るろうに剣心でも最初は藤田五郎で登場し、階級も警部補と史実通りに再現されています。
そして31歳のときに結婚。相手は会津出身の高木時尾。
作中では、剣心も斎藤一の結婚に驚いていましたが、妻の名前も公表しておりここも史実通りです。
警視局に登用された後も、持ち前の剣術を評価され、師範を務め、西南戦争にも抜刀隊として携わりました。
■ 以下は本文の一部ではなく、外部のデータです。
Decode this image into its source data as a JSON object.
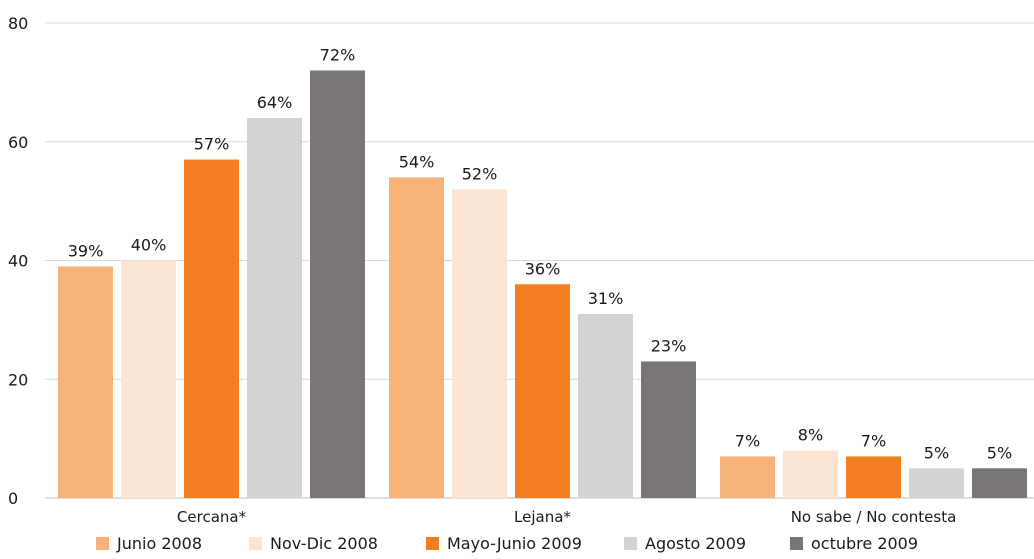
{
  "chart_data": {
    "type": "bar",
    "categories": [
      "Cercana*",
      "Lejana*",
      "No sabe / No contesta"
    ],
    "series": [
      {
        "name": "Junio 2008",
        "values": [
          39,
          54,
          7
        ],
        "labels": [
          "39%",
          "54%",
          "7%"
        ]
      },
      {
        "name": "Nov-Dic 2008",
        "values": [
          40,
          52,
          8
        ],
        "labels": [
          "40%",
          "52%",
          "8%"
        ]
      },
      {
        "name": "Mayo-Junio 2009",
        "values": [
          57,
          36,
          7
        ],
        "labels": [
          "57%",
          "36%",
          "7%"
        ]
      },
      {
        "name": "Agosto 2009",
        "values": [
          64,
          31,
          5
        ],
        "labels": [
          "64%",
          "31%",
          "5%"
        ]
      },
      {
        "name": "octubre 2009",
        "values": [
          72,
          23,
          5
        ],
        "labels": [
          "72%",
          "23%",
          "5%"
        ]
      }
    ],
    "colors": [
      "#f7b27a",
      "#fce4d3",
      "#f37e20",
      "#d4d2d2",
      "#787574"
    ],
    "yticks": [
      0,
      20,
      40,
      60,
      80
    ],
    "ylim": [
      0,
      80
    ],
    "title": "",
    "xlabel": "",
    "ylabel": "",
    "grid": true,
    "legend_position": "bottom"
  }
}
最後は、東京女子師範(後のお茶の水女子大学)で事務職を務め退職。
72歳でこの世を去ります。東京で亡くなった斎藤ですが、本人の強い要望により、お墓は福島県会津若松市にある阿弥陀寺に建てられ埋葬されました。
参考文献:新選組468隊士大名鑑 完全版
斎藤一は牙突を使っていたのか?
牙突という技は、使っていません。
※「牙突」は実在の技ではありません。
引用元:るろうに剣心7巻P166
出版社:集英社
実際に斎藤一が得意としていた技は『左片手平刺突』。
この『左片手平刺突』を漫画風にアレンジさせたのが牙突です。
得意技は明らかになっているのですが、斎藤一の流派は不明。
るろうに剣心での斎藤一の流派は、溝口一刀流となっていますが、あくまで諸説あるうちの中から設定したようで、実際の斎藤一の流派は明らかになっていません。
愛用していた刀は?
斎藤一が愛用していたとされる刀が2本あります。
1本目が天満屋事件で使ったとされる関孫六(せきのまごろく)。
長さは二尺五寸弱。※約95cm
2本目が池田屋事件のときに使われた、鬼神丸国重(きじんまるくにしげ)。長さは二尺三寸。※約87cm
特上模造刀 斎藤一拵 鬼神丸国重(きじんまるくにしげ)◆新選組 新撰組 居合刀 美術刀剣 模造刀 模擬刀 美術刀 日本刀 刀 刀剣 コレクション 撮影用 観賞用
作中でも、斎藤一が使った刀が明らかになっており2本とも登場。
剣心の逆刃刀や志士雄の無限刃と比べると、普通の日本刀なので、あまり特徴はないように感じますが、2本とも
- 斬れ味が良い
- 頑丈で折れにくい
実践で扱うには最高の一振りと言われるほどの名刀です。
参考文献:歴史人 2020年 06月号
るろうに剣心で実在のキャラクター斎藤一は忠実に再現されていた
斎藤一は漫画のキャラクターとして、多少アレンジはされていますが、
- 新撰組の中でも剣術の高さ
- 明治以降、警察庁勤務
- 名前を藤田五郎に変更
- 使われていたとされる刀
- 牙突は斎藤一の得意技『左片手平刺突』をアレンジ
と、意外にも史実通りにキャラクターを設定されていることがわかりました。
新撰組として、武士として覚悟を決め、会津藩で最後まで戦い、己の正義を貫いたところも再現されているようで、非常にカッコイイ生き様でしたね。
るろうに剣心北海道編では、二番隊組長永倉新八も登場しストーリーにもかなり深く関わってきます。
歴史的事実と照らし合わせてるろうに剣心を読んでみると、また違った観点から作品を楽しめることができますよ。